Although prices were still under pressure from a combination of weak demand and supply length, a deal to include glycols as part of a US-China trade deal could see some of that pressure ease, according to market sources.

UPSTREAM VOLATILITY, CORONAVIRUS IMPACT PULL NAPHTHA CARGOES TO ASIA

In the upstream complex, the European naphtha market is potentially set to begin March with a divergence -- in terms of market activity -- with the Mediterranean tight and Northwest Europe much quieter. Med tightness has become even more pronounced in the latter half of February as it provided the required volumes to satisfy Asian demand in light of Middle Eastern refinery turnarounds. However, this tightness is likely to ease going into March, market sources said, as some Middle Eastern supply returns and Asian demand falls due to the coronavirus.

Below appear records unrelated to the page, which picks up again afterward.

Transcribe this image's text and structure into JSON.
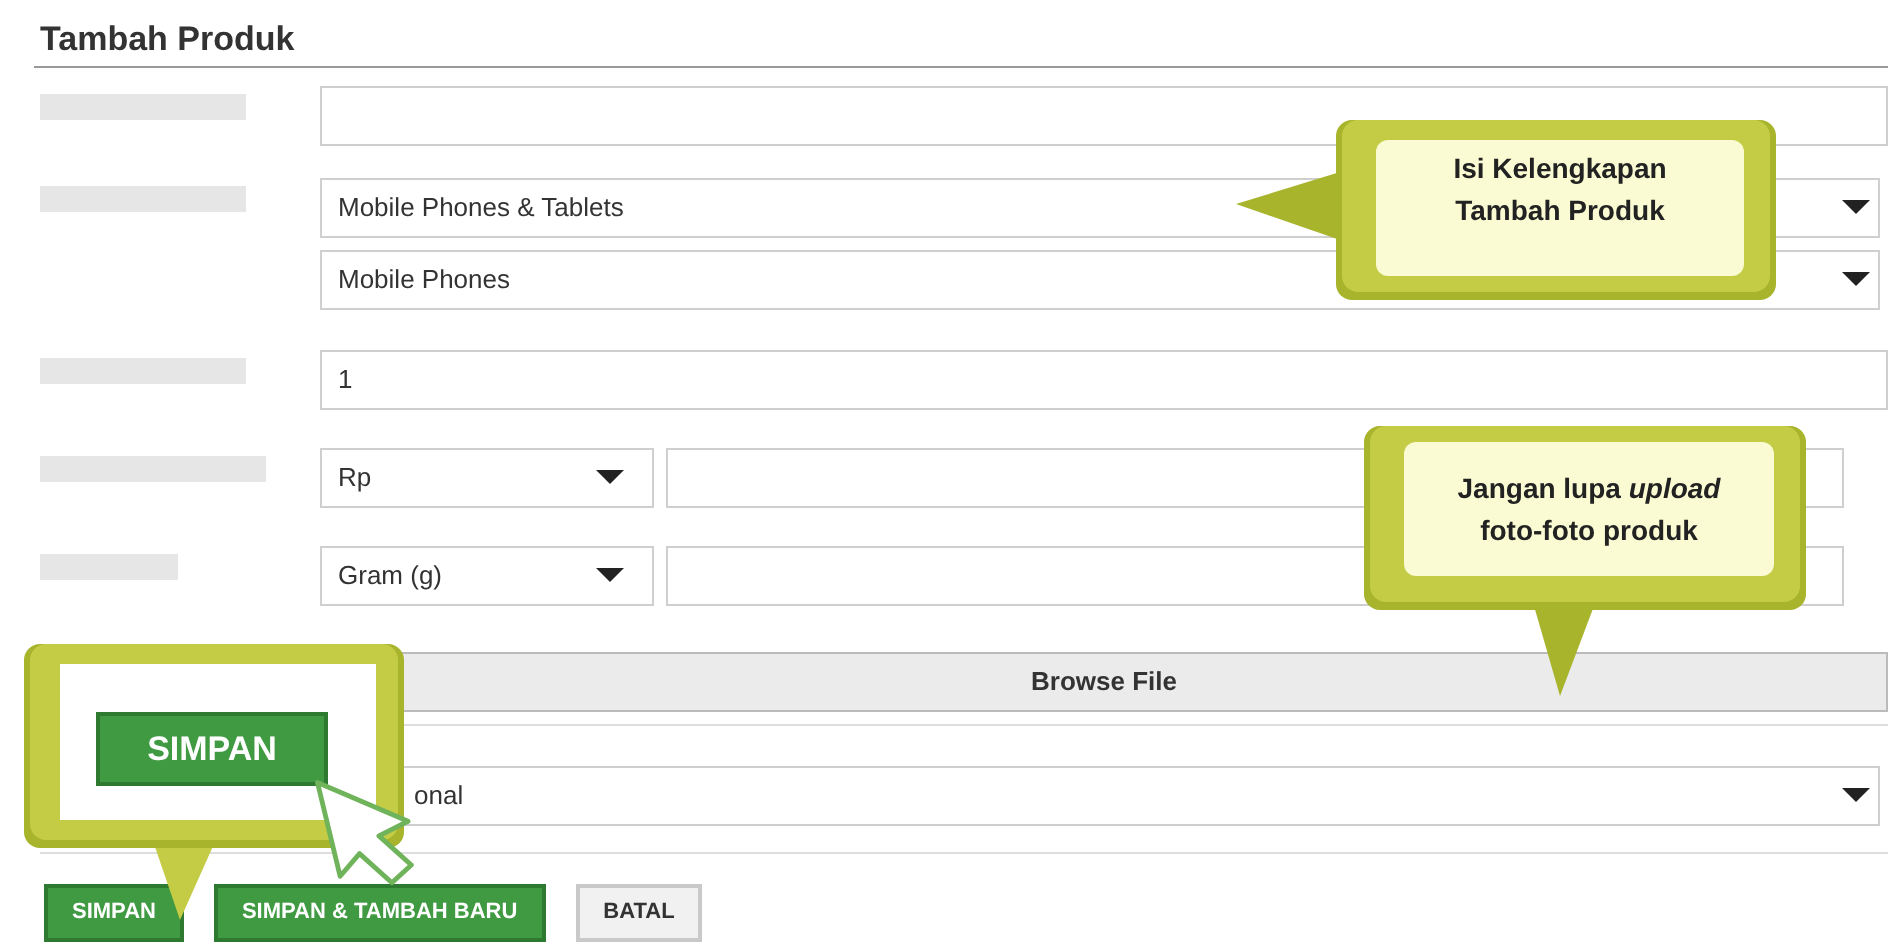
{
  "title": "Tambah Produk",
  "rows": [
    {
      "kind": "input"
    },
    {
      "kind": "select_pair",
      "values": [
        "Mobile Phones & Tablets",
        "Mobile Phones"
      ]
    },
    {
      "kind": "input",
      "value": "1"
    },
    {
      "kind": "unit_input",
      "unit": "Rp"
    },
    {
      "kind": "unit_input",
      "unit": "Gram (g)"
    }
  ],
  "browse_button": "Browse File",
  "condition_select": {
    "value": "onal"
  },
  "buttons": [
    {
      "label": "SIMPAN",
      "kind": "primary"
    },
    {
      "label": "SIMPAN & TAMBAH BARU",
      "kind": "primary"
    },
    {
      "label": "BATAL",
      "kind": "secondary"
    }
  ],
  "callouts": [
    {
      "kind": "note",
      "text": "Isi Kelengkapan Tambah Produk"
    },
    {
      "kind": "note",
      "text": "Jangan lupa *upload* foto-foto produk"
    },
    {
      "kind": "zoom",
      "button": "SIMPAN"
    }
  ]
}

"I believe the full impact of coronavirus news on the naphtha market has not yet been seen as it takes more time for products with a long supply chain to fully reflect market information," a market participant said.

Northwest Europe is leading the European market under normal conditions, but has shown limited market activity and demand as February ends. However, the Northwest European naphtha market is expected to recover, according to market sources, reducing the divergence with the Mediterranean. Spot prices for CIF NWE naphtha cargoes have averaged $475/mt so far this month, from $527/mt in January, Platts data showed.